WASHINGTON (RNS) — Glenn Beck’s recent “Restoring Honor” rally in Washington focused more on faith than politics, but most Americans don’t consider the conservative broadcaster the right person to lead a religious movement — or even know what religion he follows, according to a new poll.
Fewer than one in five Americans (17 percent) believe Beck is the right person to helm a religious movement, according to a PRRI/RNS Religion News Poll released Sept. 16 by Public Religion Research Institute and Religion News Service.
Half of respondents say he’s the wrong person; the rest either don’t know or declined to answer.
Beck was only correctly identified as a Mormon by 17 percent of respondents — the same number who think he is either Protestant or Catholic.
This confusion may work to Beck’s advantage as an aspiring religious leader, however, since the poll also found that two-thirds of respondent think Mormons have beliefs different from their own, including 41 percent who consider them “very different.”
“Perceptions of the Mormon religion have a strong impact on views of Glenn Beck, but only among the relatively small contingent who are aware of his religious affiliation,” said Daniel Cox, director of research for PRRI, a nonpartisan research firm in Washington.
Put another way, when people know Beck is Mormon, their views about the Mormon faith directly impact their views about him. People who see affinity with Mormons have a higher regard for him than those who find differences with the Mormon faith.

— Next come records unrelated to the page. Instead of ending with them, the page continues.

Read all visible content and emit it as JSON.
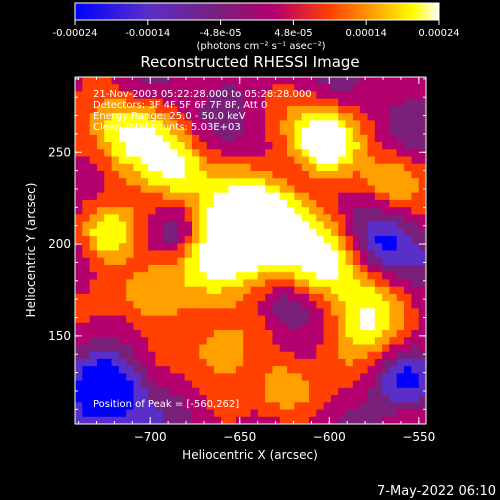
{
  "colorbar": {
    "ticks": [
      "-0.00024",
      "-0.00014",
      "-4.8e-05",
      "4.8e-05",
      "0.00014",
      "0.00024"
    ],
    "unit_label": "(photons cm⁻² s⁻¹ asec⁻²)"
  },
  "chart_data": {
    "type": "heatmap",
    "title": "Reconstructed RHESSI Image",
    "xlabel": "Heliocentric X (arcsec)",
    "ylabel": "Heliocentric Y (arcsec)",
    "xlim": [
      -742,
      -546
    ],
    "ylim": [
      102,
      291
    ],
    "x_ticks": [
      {
        "value": -700,
        "label": "−700"
      },
      {
        "value": -650,
        "label": "−650"
      },
      {
        "value": -600,
        "label": "−600"
      },
      {
        "value": -550,
        "label": "−550"
      }
    ],
    "y_ticks": [
      {
        "value": 150,
        "label": "150"
      },
      {
        "value": 200,
        "label": "200"
      },
      {
        "value": 250,
        "label": "250"
      }
    ],
    "color_range": [
      -0.00024,
      0.00024
    ],
    "colormap": [
      "#0000ff",
      "#5a2ec8",
      "#7a1f7a",
      "#b4006e",
      "#ff4000",
      "#ffa000",
      "#ffff00",
      "#ffffff"
    ],
    "annotations": [
      "21-Nov-2003 05:22:28.000 to 05:28:28.000",
      "Detectors: 3F 4F 5F 6F 7F 8F, Att 0",
      "Energy Range: 25.0 - 50.0 keV",
      "Clean     Total counts: 5.03E+03"
    ],
    "peak_label": "Position of Peak = [-560,262]",
    "peak": [
      -560,
      262
    ]
  },
  "footer": {
    "timestamp": "7-May-2022 06:10"
  }
}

The results are consistent with other studies about the fast-growing faith’s role in public life, including polls about 2008 presidential candidate Mitt Romney, said John Green, an expert on religion and politics at the University of Akron.
“Because other surveys show that Mormons are not especially popular with Americans, as a rule, then it’s likely that if more people found out Glenn Beck's religious background, that would inhibit them following him,” Green said.
Among the small number of respondents who knew of Beck’s faith, 37 percent said he is the right person to lead a religious movement — an approval rating that’s double the general response, Cox explained, because this cohort already includes many of Beck’s fans.
For those who know that Beck is Mormon and also believe that Mormons have different views than their own, the number drops to 28 percent who said he should be a religious leader.
When Beck is correctly identified as a Mormon, his general approval rating also depends on what Americans think of Mormons: Among people who know Beck is Mormon and believe Mormons have religious beliefs different than their own, 42 percent had a negative opinion of him, significantly higher than the 27 percent of the general population.
Beck’s higher approval ratings among evangelicals reflects the growing evangelical-Mormon alliance on conservative culture war issues.